3.27.2012

It's been awhile...

Holy moly, I'm not good at this. It's been quite some time since my last update. Life has been busy...much busier than I was expecting for this time of year. It's (pretty much) been all good news and good times though! We've had the best first quarter business wise, possibly EVER.
We found out my sister is having a baby BOY. Sawyer Glenn, you are going to be one spoiled, precious, and loved-out-of-your-mind little one. And apparently you are going to be surrounded by golf from day one. I can't wait to meet you little guy.

I got to go to my first Duke game at Cameron. Ah-mazzzzing game. Incredible energy. Unbelievable experience. And the Blue Devils won with a 20 point comeback in the second half! Thank you Billy Horner. You made my year with these tickets.

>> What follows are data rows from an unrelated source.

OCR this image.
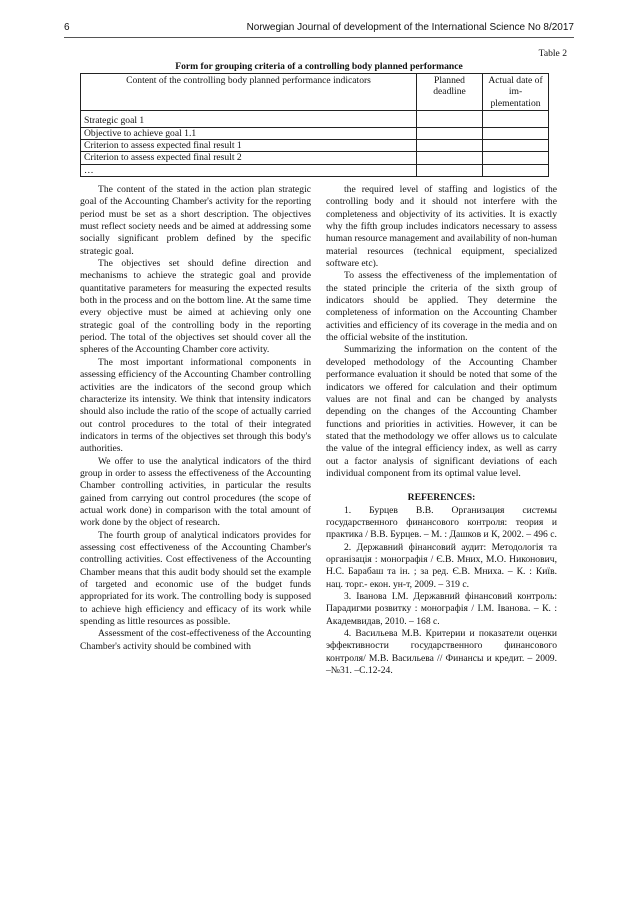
6	Norwegian Journal of development of the International Science No 8/2017
Table 2
Form for grouping criteria of a controlling body planned performance
Content of the controlling body planned performance indicators	Planned deadline	Actual date of im-plementation
Strategic goal 1		
Objective to achieve goal 1.1		
Criterion to assess expected final result 1		
Criterion to assess expected final result 2		
…		

The content of the stated in the action plan strategic goal of the Accounting Chamber's activity for the reporting period must be set as a short description. The objectives must reflect society needs and be aimed at addressing some socially significant problem defined by the specific strategic goal.

The objectives set should define direction and mechanisms to achieve the strategic goal and provide quantitative parameters for measuring the expected results both in the process and on the bottom line. At the same time every objective must be aimed at achieving only one strategic goal of the controlling body in the reporting period. The total of the objectives set should cover all the spheres of the Accounting Chamber core activity.

The most important informational components in assessing efficiency of the Accounting Chamber controlling activities are the indicators of the second group which characterize its intensity. We think that intensity indicators should also include the ratio of the scope of actually carried out control procedures to the total of their integrated indicators in terms of the objectives set through this body's authorities.

We offer to use the analytical indicators of the third group in order to assess the effectiveness of the Accounting Chamber controlling activities, in particular the results gained from carrying out control procedures (the scope of actual work done) in comparison with the total amount of work done by the object of research.

The fourth group of analytical indicators provides for assessing cost effectiveness of the Accounting Chamber's controlling activities. Cost effectiveness of the Accounting Chamber means that this audit body should set the example of targeted and economic use of the budget funds appropriated for its work. The controlling body is supposed to achieve high efficiency and efficacy of its work while spending as little resources as possible.

Assessment of the cost-effectiveness of the Accounting Chamber's activity should be combined with

the required level of staffing and logistics of the controlling body and it should not interfere with the completeness and objectivity of its activities. It is exactly why the fifth group includes indicators necessary to assess human resource management and availability of non-human material resources (technical equipment, specialized software etc).

To assess the effectiveness of the implementation of the stated principle the criteria of the sixth group of indicators should be applied. They determine the completeness of information on the Accounting Chamber activities and efficiency of its coverage in the media and on the official website of the institution.

Summarizing the information on the content of the developed methodology of the Accounting Chamber performance evaluation it should be noted that some of the indicators we offered for calculation and their optimum values are not final and can be changed by analysts depending on the changes of the Accounting Chamber functions and priorities in activities. However, it can be stated that the methodology we offer allows us to calculate the value of the integral efficiency index, as well as carry out a factor analysis of significant deviations of each individual component from its optimal value level.

REFERENCES:

1. Бурцев В.В. Организация системы государственного финансового контроля: теория и практика / В.В. Бурцев. – М. : Дашков и К, 2002. – 496 с.

2. Державний фінансовий аудит: Методологія та організація : монографія / Є.В. Мних, М.О. Никонович, Н.С. Барабаш та ін. ; за ред. Є.В. Мниха. – К. : Київ. нац. торг.- екон. ун-т, 2009. – 319 с.

3. Іванова І.М. Державний фінансовий контроль: Парадигми розвитку : монографія / І.М. Іванова. – К. : Академвидав, 2010. – 168 с.

4. Васильева М.В. Критерии и показатели оценки эффективности государственного финансового контроля/ М.В. Васильева // Финансы и кредит. – 2009. –№31. –С.12-24.
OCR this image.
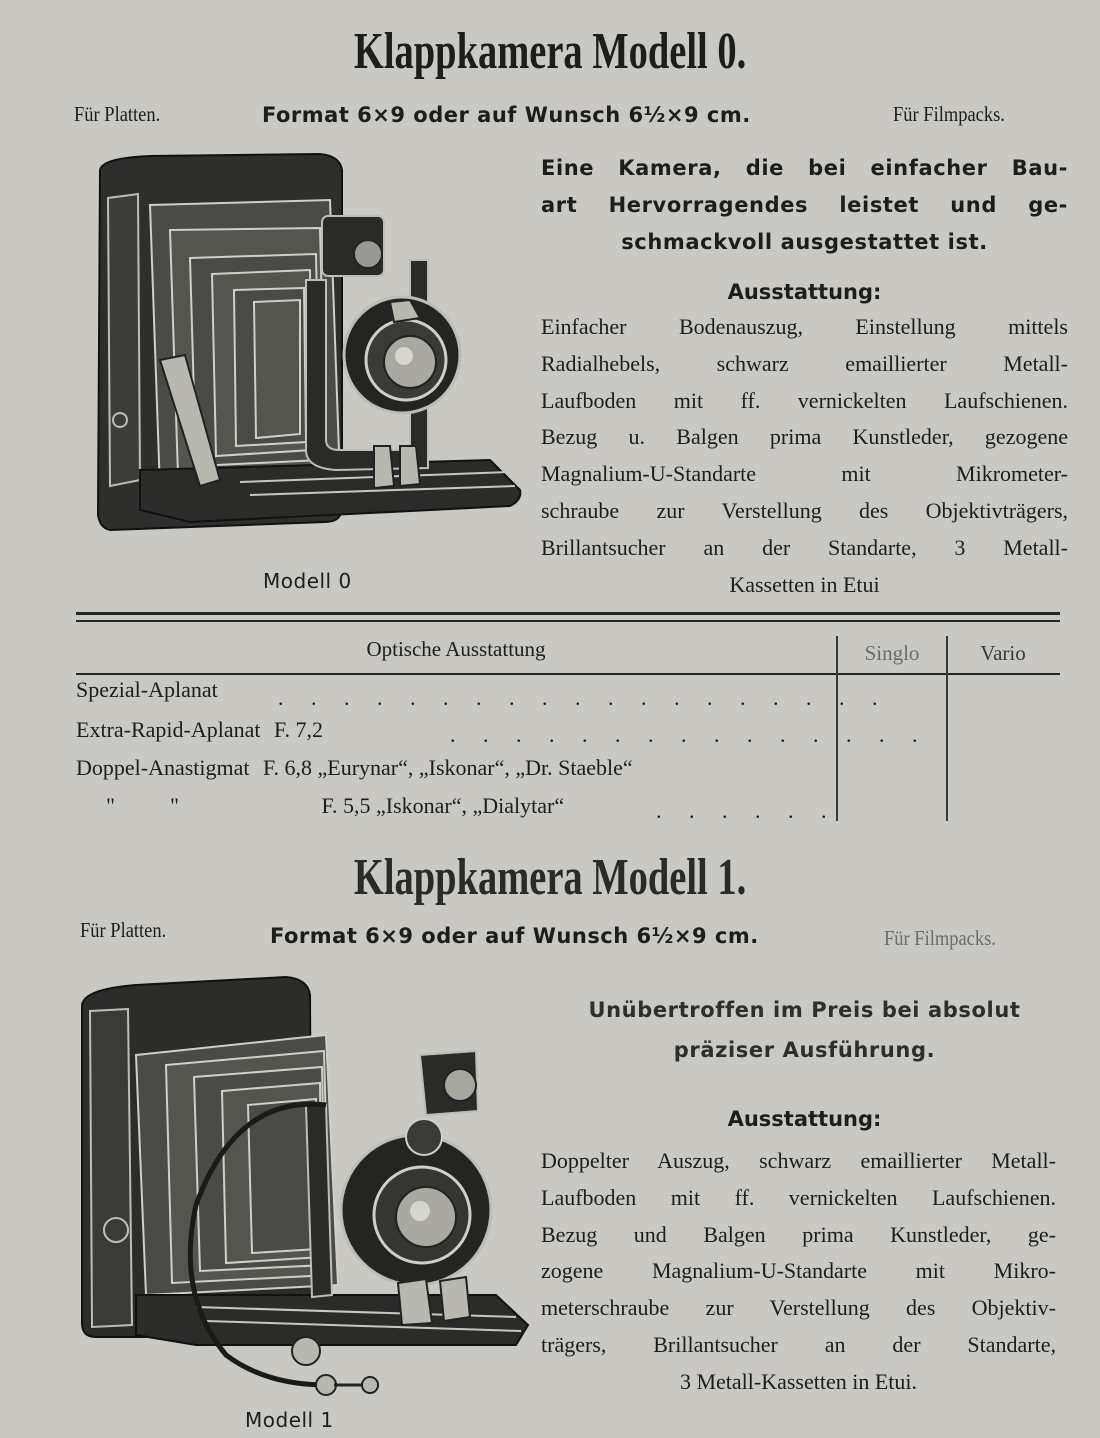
Klappkamera Modell 0.
Für Platten.	Format 6×9 oder auf Wunsch 6½×9 cm.	Für Filmpacks.
Modell 0
Eine Kamera, die bei einfacher Bau-
art Hervorragendes leistet und ge-
schmackvoll ausgestattet ist.
Ausstattung:
Einfacher Bodenauszug, Einstellung mittels
Radialhebels, schwarz emaillierter Metall-
Laufboden mit ff. vernickelten Laufschienen.
Bezug u. Balgen prima Kunstleder, gezogene
Magnalium-U-Standarte mit Mikrometer-
schraube zur Verstellung des Objektivträgers,
Brillantsucher an der Standarte, 3 Metall-
Kassetten in Etui
Optische Ausstattung	Singlo	Vario
Spezial-Aplanat	. . . . . . . . . . . . . . . . . . .
Extra-Rapid-Aplanat F. 7,2	. . . . . . . . . . . . . . .
Doppel-Anastigmat F. 6,8 „Eurynar“, „Iskonar“, „Dr. Staeble“
"          "	F. 5,5 „Iskonar“, „Dialytar“	. . . . . .
Klappkamera Modell 1.
Für Platten.	Format 6×9 oder auf Wunsch 6½×9 cm.	Für Filmpacks.
Modell 1
Unübertroffen im Preis bei absolut
präziser Ausführung.
Ausstattung:
Doppelter Auszug, schwarz emaillierter Metall-
Laufboden mit ff. vernickelten Laufschienen.
Bezug und Balgen prima Kunstleder, ge-
zogene Magnalium-U-Standarte mit Mikro-
meterschraube zur Verstellung des Objektiv-
trägers, Brillantsucher an der Standarte,
3 Metall-Kassetten in Etui.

Then, as if my weekend couldn't get any better, dad and I headed to the coast to spend a beautiful weekend with my grandma. So totally relaxing. I love recharge weekends. Probably the best one of the year so far.

Work then sent Allie and I to Boston for an impromptu 2 day trip. It was her first time and we did have a couple hours to walk around...I love that city. So much history, culture, and ridiculously good food. Big city with a small city feel. And beautiful to boot. A very nice change in pace from our regular work day!

 Boston Harbor.


Lunch at Joe's. Best.Clam.Chowder.Ever.
No Boston trip would be complete without Fenway.

Lastly, and incredibly cool, I got to see a friend from Taylor on the big screen. Yup, Jason Burkey is in OctoberBaby. Such a fun, encouraging, raw, thought-provoking movie with a fabulous message. These are the kind of Christian stories we need to see. While abortion was obviously addressed, Christ's love, grace, and forgiveness was impossible to miss. Isn't that how Christians are supposed to be? So proud of you Jason. You rocked it. Hope I get to see you again at my local movie theater!

On a negative note, I pulled out of my half marathon. I had trained and trained hard, but my heart wasn't in this. My body didn't feel healthy (and obviously wasn't), I wasn't sure I trained for the course (as I found out the week of the race), and I just couldn't bring myself to get the pre-race jitters/anxiousness that usually propel into excitement. It just wasn't there this time. In and of itself, deciding not to do a race isn't a big deal. For me, it was. This is the first time I have ever committed to something like this and not followed through. It took 4 phone calls, quite a few tears, and finally a tortuous decision to pull out. All the typical questions went through my mind...will I think of myself as a quitter or failure? Will I let my family down? What will others think of me pulling out that knew I was running? Am I failing myself? Will I regret this? Once I made my decision though, I felt okay. Relieved a little actually. This race doesn't define me. It doesn't prove anything. I learned that some things just aren't in the cards. Even when I try to control them. That, in and of itself, was the bigger lesson here. I'd heard it before, but hadn't really experienced it so personally. It was the kind of realization that sets you free, and for me, that was worth more than the race. There will be other races where I can attempt my goal. For now, I'm good. 

Oh, p.s. I paid someone to clean my house for the FIRST TIME EVER since I've been MIA. Best $60 ever spent. I think I may have to get this done once a month....yikes. I'm turning into one of those people.